El andar
cadencioso del tero guardián, los monstruos de acero que asemejan a extraños
seres mientras trasportan la alta tensión invadiendo los campos; la alameda
contenedora de los vientos del Este; el cielo infinito color celeste; los
postes de eucalipto tumbados a la vera del camino hablando de un teléfono que
no llegó; el verde luminoso del maíz creciendo apresuradamente en enero y un
horizonte inalcanzable para el lento andar de la “chata”, esa vieja pick-up
Chevrolet, en su trayecto hacia el almacén,
lo hizo acomodarse en la silla tapizada en cuero y beber el primer y
único sorbo de café.
Todo aparecía
en su mente como escenas de un film conocido, más cuando se le presentó la
imagen de los estrafalarios nidos de loros usucapiendo el poste de cemento que
traía la luz. Los molinos girando como locos al compás de un viento húmedo que
anunciaba la tormenta y con ella la ansiada lluvia que su abuelo esperaba
ansioso y, ante el ennegrecimiento del cielo, el plateado fulgor de los
imponentes silos del tío Ernesto que desafiaban la horizontalidad del campo,
haciendo insignificante el montecito autóctono que pugnaba por destacarse en el
espacio plano detrás del alambrado.

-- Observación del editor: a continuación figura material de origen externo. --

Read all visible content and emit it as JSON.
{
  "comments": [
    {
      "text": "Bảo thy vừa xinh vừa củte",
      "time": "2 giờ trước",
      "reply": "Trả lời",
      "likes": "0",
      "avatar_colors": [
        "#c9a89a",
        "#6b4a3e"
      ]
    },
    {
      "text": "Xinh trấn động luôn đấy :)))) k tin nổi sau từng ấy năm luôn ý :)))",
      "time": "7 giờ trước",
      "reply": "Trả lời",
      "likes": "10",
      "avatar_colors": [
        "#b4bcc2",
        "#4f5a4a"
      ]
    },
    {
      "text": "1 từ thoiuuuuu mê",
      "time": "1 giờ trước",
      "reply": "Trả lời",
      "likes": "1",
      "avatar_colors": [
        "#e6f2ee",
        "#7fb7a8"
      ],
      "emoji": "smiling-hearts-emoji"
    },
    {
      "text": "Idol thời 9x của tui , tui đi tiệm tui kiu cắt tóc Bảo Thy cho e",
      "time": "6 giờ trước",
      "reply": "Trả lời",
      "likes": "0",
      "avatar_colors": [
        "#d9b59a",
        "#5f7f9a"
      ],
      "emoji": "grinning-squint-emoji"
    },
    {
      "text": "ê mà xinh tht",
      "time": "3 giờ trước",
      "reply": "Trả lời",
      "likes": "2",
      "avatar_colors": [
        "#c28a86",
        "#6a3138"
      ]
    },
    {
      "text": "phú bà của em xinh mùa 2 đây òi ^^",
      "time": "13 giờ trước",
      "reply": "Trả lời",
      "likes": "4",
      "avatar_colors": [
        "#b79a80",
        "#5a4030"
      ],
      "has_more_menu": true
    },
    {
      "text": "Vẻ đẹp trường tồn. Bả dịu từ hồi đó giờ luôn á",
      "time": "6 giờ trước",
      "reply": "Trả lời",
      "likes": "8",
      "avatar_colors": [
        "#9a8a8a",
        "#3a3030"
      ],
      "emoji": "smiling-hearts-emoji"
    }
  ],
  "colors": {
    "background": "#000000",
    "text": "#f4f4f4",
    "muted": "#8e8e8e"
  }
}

Pero, por sobre todas las cosas, se le
presentaron en la vertiginosa evocación, aquellos ojos asombrados, muy celestes
de la nieta de Doña Agnes, aquella alemana fornida que ayudaba a la abuela. A
él le gustaba verla preparando con sus manos gordas un strudel de manzana,
haciendo transparente la masa que luego arrollaba, mientras echaba de la cocina
a su descendencia rubia, ordenándoles que fueran para su casa y advirtiéndoles
que ya les iba a convidar. (Siempre hacía dos, ya lo tenía pactado con su
patrona). Ensimismado en sus pensamientos, lo sobresaltó, una voz masculina
avisándole: “Señor, le suena el celular”.
De inmediato,
miró hacia la barra del bar y pidió la cuenta.
Su regreso al
presente le recordó que tenía que retirar a su pequeño hijo de la Guardería.
Pagó presuroso
y se entregó de lleno a la civilización, sintiéndose desaparecer en un alud de
gente y vehículos por doquier.
Abriéndose
paso entre una maraña de padres, madres y abuelas que marchaban tras igual
cometido, cumplió su propósito. Cuando tuvo a su hijo entre sus brazos, se miró
en los ojitos muy celestes iguales a los de su mamá y no pudo menos que esbozar
una sonrisa ante el recuerdo perfumado del strudel recién horneado.